Días después, mientras masticaba un trozo de bife e hincaba el tenedor en una bandeja de papas fritas, me volvió la incertidumbre ontológica en un café de la Avenida Corrientes. Yo era un desarraigado feliz en una ciudad que me servía de pausa antes de retornar a ese otro país en el que había vivido 27 años como extranjero.

¿Y si volvía al Perú a pedir un reajuste patrio? Descarté la idea: allá mi extranjería no sólo era oficial; era existencial. Venezuela era la tierra donde había estudiado, en la que tenía un trabajo estable, a mi familia cercana, a mis amigos. Pedí más papas y vino. Me estaba poniendo nostalgicón y dramático.

¿Y si buscaba trabajo en Buenos Aires? Total, si debía arreglar mis papeles de ciudadanía desde cero, qué más daba hacerlo en cualquier país.

Pedí la cuenta. La decisión estaba tomada: regresaría a Venezuela. Era lo más lógico. Mi sensación de extravío, incomodidad y molestia al saberme naturalizado era signo inequívoco de mi nacionalidad. Yo pertenecía a esa idiosincrasia de la zozobra. Perdonen la tristeza: era venezolano. Pagué y me fui a un show de tangos.

Una vez de vuelta al Simón Bolívar de Maiquetía, camino a la alcabala de inmigración, sólo deseaba repetir la suerte que tuve al salir. Una joven de uñas acrílicas me gritó que era mi turno y al acercarme me pidió el pasaporte. Apenas lo hojeó, levantó la mirada y me dijo lo que ya sabía desde hacía una semana:

—Su residencia en el país está vencida. Así no puede ingresar.
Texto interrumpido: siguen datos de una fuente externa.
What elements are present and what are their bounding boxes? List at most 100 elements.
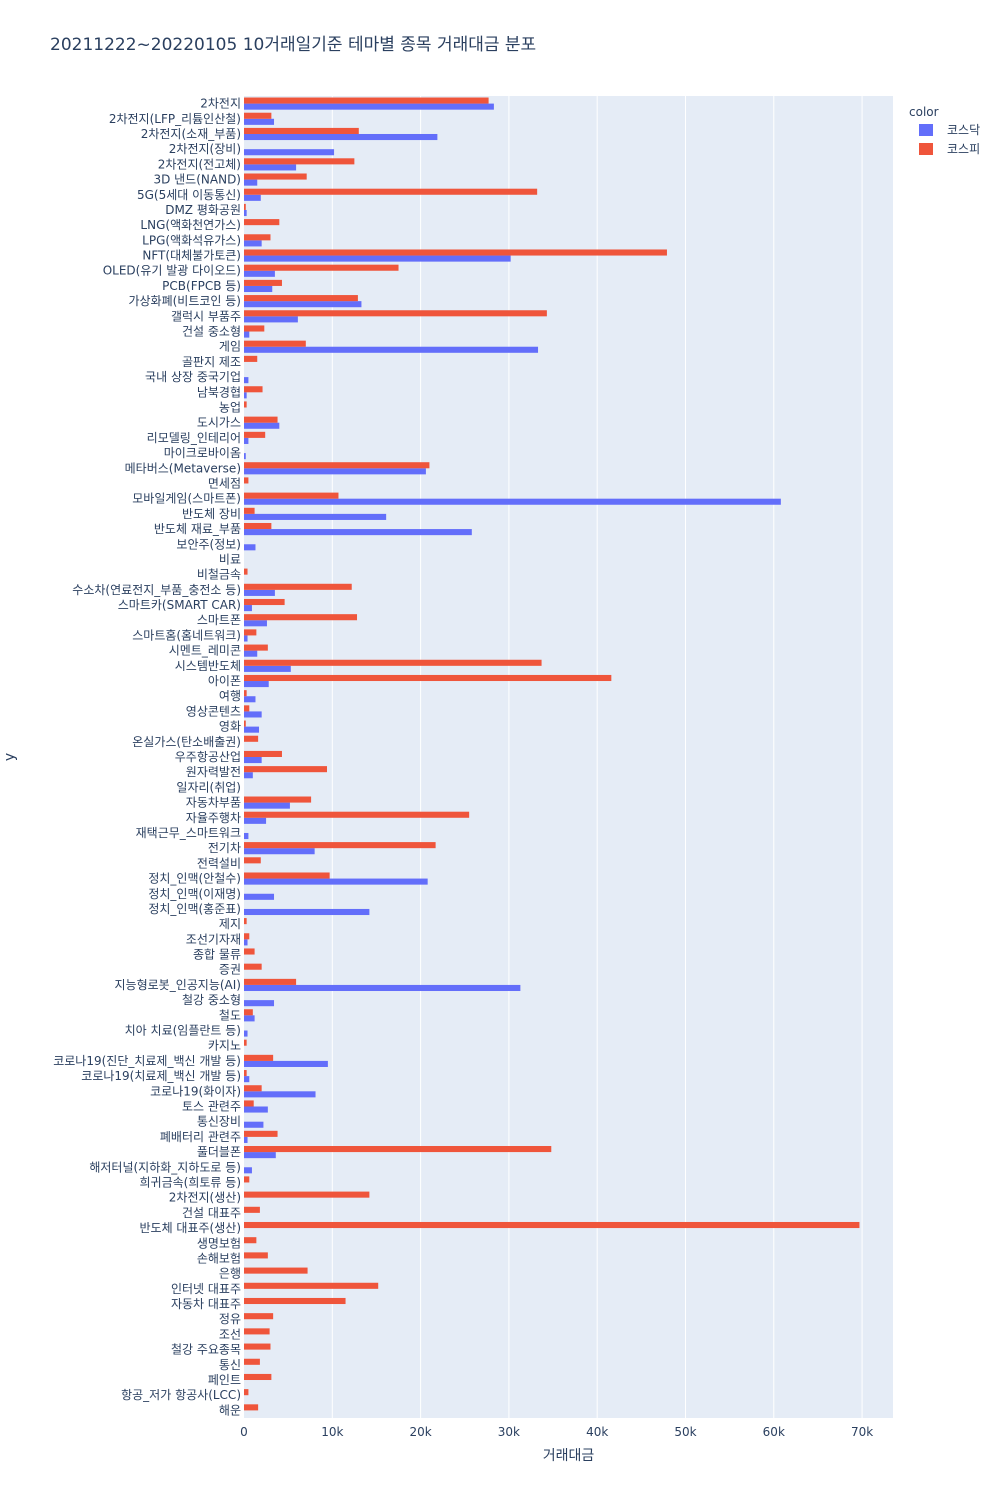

Le respondí que sí podía, que yo era venezolano. Silencio. Uñas. Me buscó en los registros de su computadora. Ya no existía como extranjero. Tampoco como venezolano. Le extendí la hoja de la Gaceta Oficial. Era la única prueba de mi identidad. Ella dudaba. Yo sudaba. Más silencio. Volvía a teclear en su computadora. Me veía de reojo. De pronto me preguntó en qué parte de Venezuela vivía, dónde había estudiado, en qué lugar trabajaba. Yo respondía con exactitud, pero nada, no lograba convencerla de que éramos compatriotas. De los nervios casi le canto el himno nacional, y aunque el síndrome Manuel Guerra aún no existía, preferí guardar silencio. En esas volteé y vi las vitrinas del Duty Free. Me imaginé en una de esas tiendas en los días por venir, gastando mis últimos bolívares en Torontos, deambulando como un Tom Hanks reducido en una versión subdesarrollada de The Terminal.

Volví a las uñas. La joven dejó de teclear y esgrimió una pregunta que más bien era la constatación de su asombro:

—¿Así que usted salió del país como peruano residente en Venezuela y ahora regresa como ciudadano venezolano?

—Sí, esa es mi situación–, le respondí, francamente cansado.

Ella sonrió y antes de dejarme entrar al país me regaló una confesión y un consejo:

—Primera vez que me toca un caso así. Pase y arregle sus papeles, hágame el favor.

Y eso he hecho desde entonces, como la mayoría de mis paisanos: arreglar a diario mi papel en esta tierra.

***

Publicado en SieteDías de El Nacional el 1 de septiembre de 2013.